Roman Polanski: "Repulsion" a chilling high, "Ninth Gate" disappointing low


Repulsion (1965) 
105 min., not rated.
Grade: A

Three years before the auteur's creepily perfect "Rosemary's Baby," Roman Polanski's slow-burn descent into insanity quietly uncoils in "Repulsion," the writer-director's first English-language film. And it's no cheap horror film. Prior to becoming a star, Catherine Deneuve—a beautiful blonde zombie here—plays Carol, a lovely, virginal but disturbed young French woman living in London with her sister while working as a beautician. When Helen goes away on holiday with her adulterous boyfriend, the lonely, sexually repressed Carol sulks and starts to crack after she shuts herself in her apartment. 

Building at a leisurely pace, reality and nightmare blend into the bizarre, horrific hallucinations that Carol endures, such as a rape, murder, cracks in the walls, and hands protruding from the walls. The fever dream of "Repulsion" ranks alongside the American shocker "Psycho" and French shocker "Diabolique." Strikingly shot in black-and-white, and Chico Hamilton's high-tempo jazz score is a humdinger for the excellently disorienting sound design of clocks ticking, flies buzzing, water dripping, bells clanging, and sporadic inaudible scenes. Chilling and disturbing, "Repulsion" puts you through a claustrophobic wringer of isolation and madness. 


The Ninth Gate (1999) 
133 min., rated R.
Grade: C

After taking a five-year hiatus, Roman Polanski is back with "The Ninth Gate," an atmospheric but ponderous Faustian tale. It's like a lackluster brew that never comes to a full boil. 

A chameleon of his craft, Johnny Depp chain-smokes and acts as unscrupulous as Johnny Depp can playing sleazy mercenary antique-book dealer Dean Corso (great name). An expense-paid trip to Europe has him seeking the authenticity of a rare book by an academic collector (Frank Langella), who possesses one edition, hires him to find the other two long-lost volumes of The Nine Gates of the Kingdom of the Shadows written by Mr. Scratch, Lucifer, ah yes, the Devil himself. As death and bad karma chase him (as do shady thugs), Corso gets more than he bargains for in his search for the damn book. Throughout, he's watched over by a mysterious chick (Polanski's chick, Emmanuelle Seigner) who can fly and disappear in a second's time. She could be a witch in a pact with the Devil, like one of Langella's lectures entails, but Polanski never explains her character or her powers. 

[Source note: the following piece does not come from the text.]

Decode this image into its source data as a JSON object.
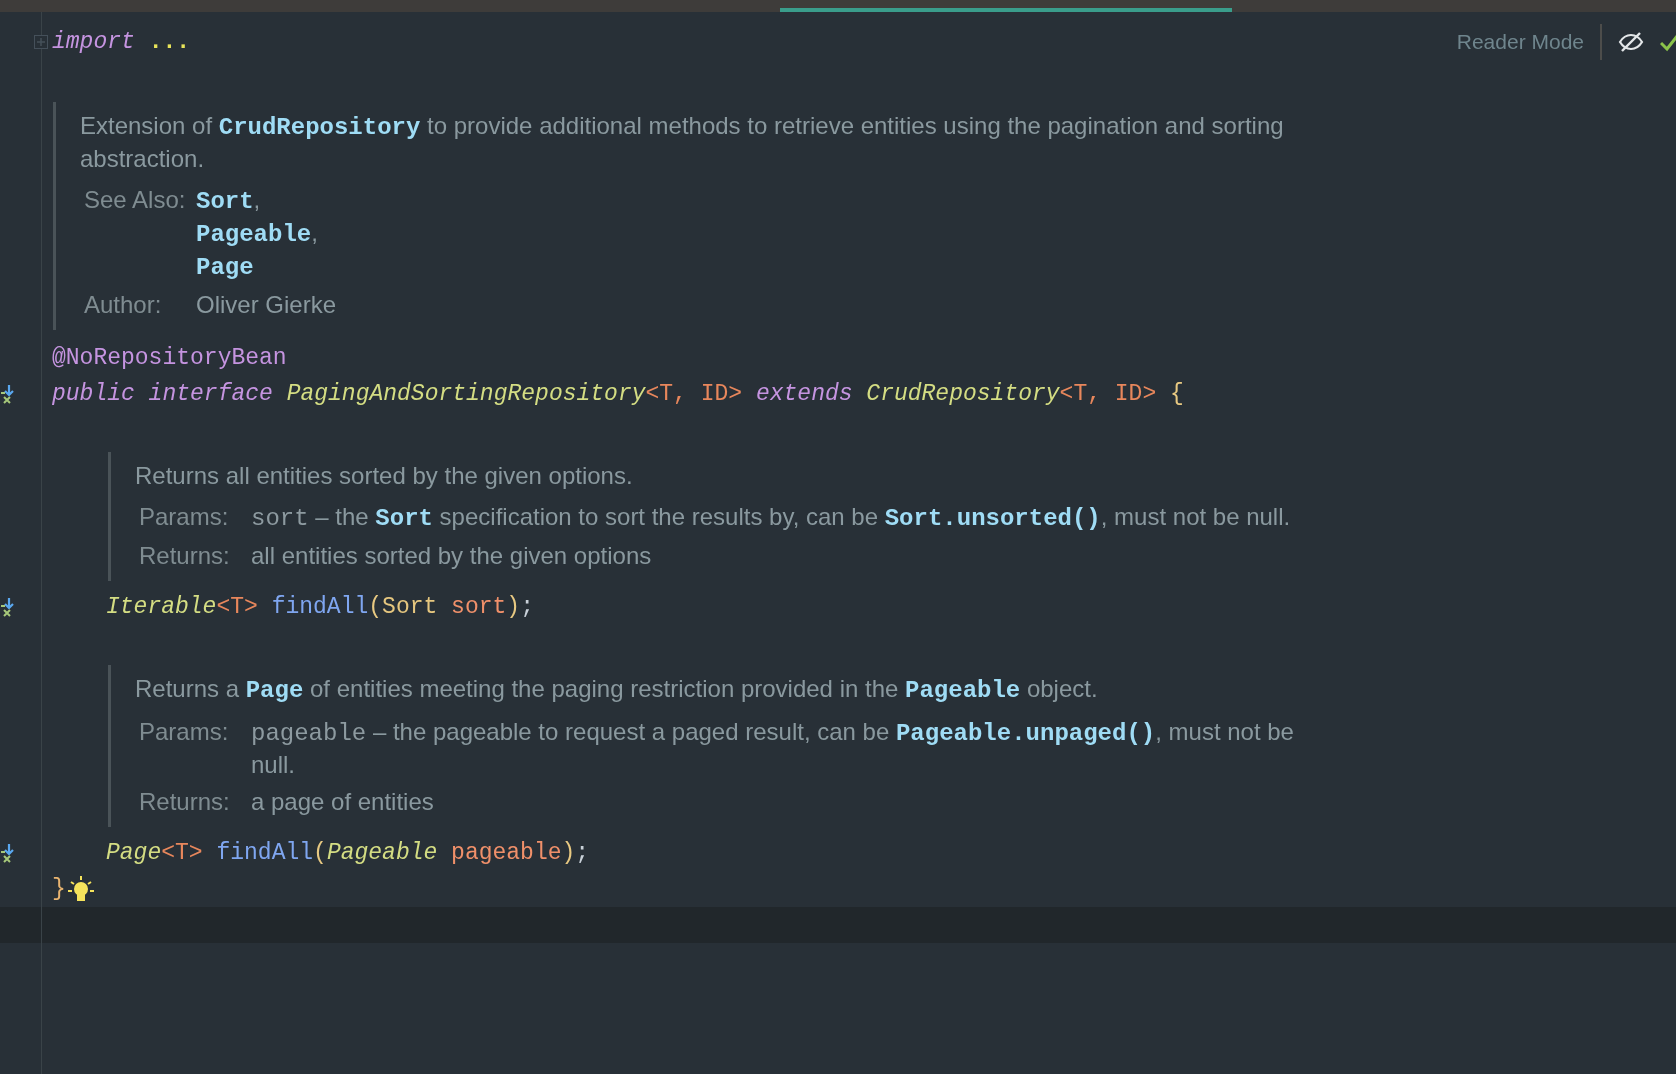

After a dizzying, entrancing opening credit sequence, Polanski uncoils this mumbo-jumbo at a slowly seductive, Gothic-European pace surrounded in ominous mystery, not unlike his "Rosemary's Baby," with bits of the director's sardonic wit. Interesting at the onset and silly thereon, "The Ninth Gate" is satanic nonsense that drags out its long investigation with a lot of strange, meaningless detours and predictable twists. May it be contributed to too many cooks in the kitchen—based on Arturo Perez-Reverte's novel “El Club Dumas” and the script credited to three writers, Polanski included—the film ultimately leads nowhere, besides a fade to white and then the credits. Some scenes share a striking resemblance to Polanski's own Frantic and Stanley Kubrick's "Eyes Wide Shut" at a chateau for the robe-clad occult. 

Depp shows traces of tongue-in-cheekiness in his performance as Corso but he seems unengaged with the material. Lena Olin slinks around as the cat-scratching, crazy-bitch widow of an old late collector, and Langella froths at the mouth as Boris Balkan (another great name). Darius Khondji's good-looking cinematography and Wojciech Kilar's half-sinister, half-bumbling musical score are the only satisfying elements. Never have so many unanswered questions and unquestioned answers been so mysteriously muddled as they are in "The Ninth Gate." Polanski takes the easy way out, saying the Devil made him do it.